Every two years, Utah college students gather from all over the state to create Utah’s exit poll. An exit poll is a survey randomly distributed at voting stations on election day. The survey asks voters their views on various topics and attempts to predict the final verdict on the issues before the official results come in.

“Exit polling happens in almost every state,” student volunteer Cate Stolworthy explained with a smile, “but Utah’s one-and-only exit poll is this one.”

Of the 600 volunteers, more than 400 came from BYU campus, and a large portion came from the BYU Department of Statistics. Although many hours were spent in organizing the event, statistics students, like Adam Jackman, still had to work long hours that Tuesday to pull everything together.

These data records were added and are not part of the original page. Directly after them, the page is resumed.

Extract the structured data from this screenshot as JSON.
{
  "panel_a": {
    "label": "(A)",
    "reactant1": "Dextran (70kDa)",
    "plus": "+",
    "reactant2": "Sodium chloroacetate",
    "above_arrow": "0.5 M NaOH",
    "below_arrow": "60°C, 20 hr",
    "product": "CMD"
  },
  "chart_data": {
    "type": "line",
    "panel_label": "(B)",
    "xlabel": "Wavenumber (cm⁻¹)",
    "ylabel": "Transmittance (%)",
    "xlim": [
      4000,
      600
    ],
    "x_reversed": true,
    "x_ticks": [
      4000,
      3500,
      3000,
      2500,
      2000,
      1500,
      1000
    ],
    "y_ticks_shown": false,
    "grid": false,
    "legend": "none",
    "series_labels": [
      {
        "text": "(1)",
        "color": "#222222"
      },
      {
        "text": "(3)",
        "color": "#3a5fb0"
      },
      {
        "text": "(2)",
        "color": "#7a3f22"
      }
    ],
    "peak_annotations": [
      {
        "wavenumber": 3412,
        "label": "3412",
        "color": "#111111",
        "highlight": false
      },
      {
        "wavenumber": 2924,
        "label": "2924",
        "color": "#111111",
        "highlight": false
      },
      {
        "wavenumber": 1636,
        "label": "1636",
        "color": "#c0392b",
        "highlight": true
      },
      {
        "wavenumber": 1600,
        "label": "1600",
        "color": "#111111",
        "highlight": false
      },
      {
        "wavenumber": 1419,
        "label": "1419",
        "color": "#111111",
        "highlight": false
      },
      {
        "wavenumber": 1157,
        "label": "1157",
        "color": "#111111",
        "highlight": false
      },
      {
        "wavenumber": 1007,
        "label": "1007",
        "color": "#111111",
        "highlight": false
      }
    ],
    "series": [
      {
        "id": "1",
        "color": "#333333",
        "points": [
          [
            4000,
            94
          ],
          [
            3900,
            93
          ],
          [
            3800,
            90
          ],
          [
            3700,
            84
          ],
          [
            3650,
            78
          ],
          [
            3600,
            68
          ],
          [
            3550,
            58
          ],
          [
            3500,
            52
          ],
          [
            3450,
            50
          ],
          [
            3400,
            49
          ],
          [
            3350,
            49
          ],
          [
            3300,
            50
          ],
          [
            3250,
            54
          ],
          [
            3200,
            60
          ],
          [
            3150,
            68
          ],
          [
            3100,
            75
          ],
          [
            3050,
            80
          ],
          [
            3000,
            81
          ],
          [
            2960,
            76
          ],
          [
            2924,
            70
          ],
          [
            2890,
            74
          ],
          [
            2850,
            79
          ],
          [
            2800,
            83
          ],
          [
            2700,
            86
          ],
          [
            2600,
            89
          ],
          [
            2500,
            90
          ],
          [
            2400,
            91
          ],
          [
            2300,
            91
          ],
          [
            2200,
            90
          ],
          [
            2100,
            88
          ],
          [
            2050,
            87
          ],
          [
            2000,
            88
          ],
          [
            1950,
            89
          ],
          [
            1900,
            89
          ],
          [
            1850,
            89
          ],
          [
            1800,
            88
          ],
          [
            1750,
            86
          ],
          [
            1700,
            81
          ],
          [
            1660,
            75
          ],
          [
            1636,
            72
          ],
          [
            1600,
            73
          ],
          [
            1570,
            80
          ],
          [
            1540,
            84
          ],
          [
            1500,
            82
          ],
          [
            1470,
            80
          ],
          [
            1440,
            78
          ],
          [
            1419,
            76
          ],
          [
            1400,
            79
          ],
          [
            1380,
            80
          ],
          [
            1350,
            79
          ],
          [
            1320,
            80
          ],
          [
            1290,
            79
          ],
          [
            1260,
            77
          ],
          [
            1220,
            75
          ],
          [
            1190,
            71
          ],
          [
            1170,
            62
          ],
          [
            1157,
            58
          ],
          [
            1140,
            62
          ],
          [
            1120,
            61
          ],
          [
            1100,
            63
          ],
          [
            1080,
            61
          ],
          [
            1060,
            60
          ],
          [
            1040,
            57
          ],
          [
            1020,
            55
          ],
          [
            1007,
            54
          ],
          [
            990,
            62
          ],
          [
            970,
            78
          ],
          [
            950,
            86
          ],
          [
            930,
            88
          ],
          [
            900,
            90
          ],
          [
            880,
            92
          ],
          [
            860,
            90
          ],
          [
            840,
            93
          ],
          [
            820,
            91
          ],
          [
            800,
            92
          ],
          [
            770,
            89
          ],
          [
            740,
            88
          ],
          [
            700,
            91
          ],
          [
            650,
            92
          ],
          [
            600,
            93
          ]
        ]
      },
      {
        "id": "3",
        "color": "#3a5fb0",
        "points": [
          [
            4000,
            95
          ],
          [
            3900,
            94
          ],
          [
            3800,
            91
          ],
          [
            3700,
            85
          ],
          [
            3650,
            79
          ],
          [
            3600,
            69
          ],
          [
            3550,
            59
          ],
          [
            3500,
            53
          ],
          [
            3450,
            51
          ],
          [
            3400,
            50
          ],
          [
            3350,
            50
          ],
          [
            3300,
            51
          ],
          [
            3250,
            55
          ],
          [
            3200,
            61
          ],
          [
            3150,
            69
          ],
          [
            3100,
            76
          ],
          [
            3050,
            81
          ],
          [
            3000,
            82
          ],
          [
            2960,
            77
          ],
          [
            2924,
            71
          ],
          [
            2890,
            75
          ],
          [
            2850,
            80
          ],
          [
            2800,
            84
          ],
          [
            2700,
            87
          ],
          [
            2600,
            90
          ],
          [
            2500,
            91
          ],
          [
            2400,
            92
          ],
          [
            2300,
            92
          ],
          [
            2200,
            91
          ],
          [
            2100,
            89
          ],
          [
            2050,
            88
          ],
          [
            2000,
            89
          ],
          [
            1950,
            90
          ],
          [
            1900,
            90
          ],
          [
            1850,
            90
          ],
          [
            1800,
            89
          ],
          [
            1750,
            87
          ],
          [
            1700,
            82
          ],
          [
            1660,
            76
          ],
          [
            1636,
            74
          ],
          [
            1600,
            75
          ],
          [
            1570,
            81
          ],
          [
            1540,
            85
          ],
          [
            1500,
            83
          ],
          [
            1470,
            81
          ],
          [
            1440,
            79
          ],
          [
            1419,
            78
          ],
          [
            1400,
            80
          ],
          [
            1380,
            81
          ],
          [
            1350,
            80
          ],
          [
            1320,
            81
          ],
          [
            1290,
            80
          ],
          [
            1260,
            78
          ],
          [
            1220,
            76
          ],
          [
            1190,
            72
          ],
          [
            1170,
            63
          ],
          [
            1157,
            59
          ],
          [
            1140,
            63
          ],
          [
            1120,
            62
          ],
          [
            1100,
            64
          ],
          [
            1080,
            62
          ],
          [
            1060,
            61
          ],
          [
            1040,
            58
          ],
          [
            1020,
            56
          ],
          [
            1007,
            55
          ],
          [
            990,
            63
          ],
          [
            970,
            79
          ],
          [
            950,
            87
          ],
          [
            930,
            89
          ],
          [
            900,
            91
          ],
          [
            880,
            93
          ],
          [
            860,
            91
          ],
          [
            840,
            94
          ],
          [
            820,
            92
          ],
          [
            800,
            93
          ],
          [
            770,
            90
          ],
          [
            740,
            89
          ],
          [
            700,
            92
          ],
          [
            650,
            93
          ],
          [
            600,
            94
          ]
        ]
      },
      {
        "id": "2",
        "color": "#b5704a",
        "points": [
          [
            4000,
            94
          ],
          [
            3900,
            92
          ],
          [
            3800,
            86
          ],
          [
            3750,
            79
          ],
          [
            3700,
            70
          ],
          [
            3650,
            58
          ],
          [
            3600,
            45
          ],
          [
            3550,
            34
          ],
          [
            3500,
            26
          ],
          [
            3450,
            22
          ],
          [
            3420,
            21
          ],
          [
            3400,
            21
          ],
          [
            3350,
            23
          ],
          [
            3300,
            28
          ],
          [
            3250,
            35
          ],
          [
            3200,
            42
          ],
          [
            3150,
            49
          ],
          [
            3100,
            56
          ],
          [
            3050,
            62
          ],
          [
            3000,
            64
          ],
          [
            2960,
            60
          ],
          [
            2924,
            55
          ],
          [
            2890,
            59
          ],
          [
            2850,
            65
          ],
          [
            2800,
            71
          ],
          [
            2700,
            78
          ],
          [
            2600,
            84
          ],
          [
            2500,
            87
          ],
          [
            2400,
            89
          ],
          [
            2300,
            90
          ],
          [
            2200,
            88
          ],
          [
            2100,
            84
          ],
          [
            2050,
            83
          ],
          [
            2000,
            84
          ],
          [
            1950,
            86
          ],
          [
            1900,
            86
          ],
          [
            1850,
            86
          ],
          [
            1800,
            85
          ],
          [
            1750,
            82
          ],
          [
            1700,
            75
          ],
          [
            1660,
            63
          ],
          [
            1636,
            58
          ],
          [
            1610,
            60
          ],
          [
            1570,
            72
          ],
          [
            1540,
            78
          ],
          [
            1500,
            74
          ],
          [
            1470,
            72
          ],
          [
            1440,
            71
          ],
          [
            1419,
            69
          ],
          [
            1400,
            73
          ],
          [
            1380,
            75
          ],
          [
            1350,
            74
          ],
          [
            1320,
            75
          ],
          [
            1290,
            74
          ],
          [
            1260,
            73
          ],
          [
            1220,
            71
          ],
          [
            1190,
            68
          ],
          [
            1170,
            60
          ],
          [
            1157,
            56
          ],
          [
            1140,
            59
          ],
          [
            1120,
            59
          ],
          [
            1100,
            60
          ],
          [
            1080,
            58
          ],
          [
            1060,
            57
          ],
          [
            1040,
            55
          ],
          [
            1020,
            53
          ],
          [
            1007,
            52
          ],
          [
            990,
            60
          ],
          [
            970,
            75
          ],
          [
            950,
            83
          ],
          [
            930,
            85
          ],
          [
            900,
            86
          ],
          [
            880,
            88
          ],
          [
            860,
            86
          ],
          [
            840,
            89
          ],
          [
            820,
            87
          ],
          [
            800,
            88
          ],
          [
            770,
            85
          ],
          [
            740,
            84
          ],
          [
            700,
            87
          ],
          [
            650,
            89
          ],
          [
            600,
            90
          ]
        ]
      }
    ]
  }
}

“We started at 5:00 a.m. and have been going since. Full steam,” said Jackman at 8:30 p.m. on Tuesday night. Most students didn’t return to their own homes until after 11:00 p.m. that night.

Despite the long hours, Brittany Spencer, a graduate student in the statistics program, said she’d definitely do it again.

“It’s really neat seeing a big project like this come together,” she said, “even if it seems a little hazy along the way!”

While the event was a fun experience for everyone involved, Spencer said that it was also a great way for the statistics students to apply what they’ve been learning.

“Instead of just sitting there learning theory, we’re actually doing it!”

Producing a top-notch exit poll survey like this isn’t easy, however. Professor Dan Williams, who has been the lead statistics faculty member on the event for four years, explained, “It takes a lot of preparation. Once we finish this poll up, we start planning for the next one, two years away.”

And that preparation certainly paid off this year. The exit polling student team was seven for seven in their predictions. These seven don’t include three other political races that the team termed “too close to call.” Even in these instances, however, the exit poll’s information held true and did indeed predict the correct final results. Professor Dan Williams was very pleased with how his statistics students worked in the event.

He said, “When it comes down to the bottom line, the students have done a major project. . . . We had some issues . . . but we did it!”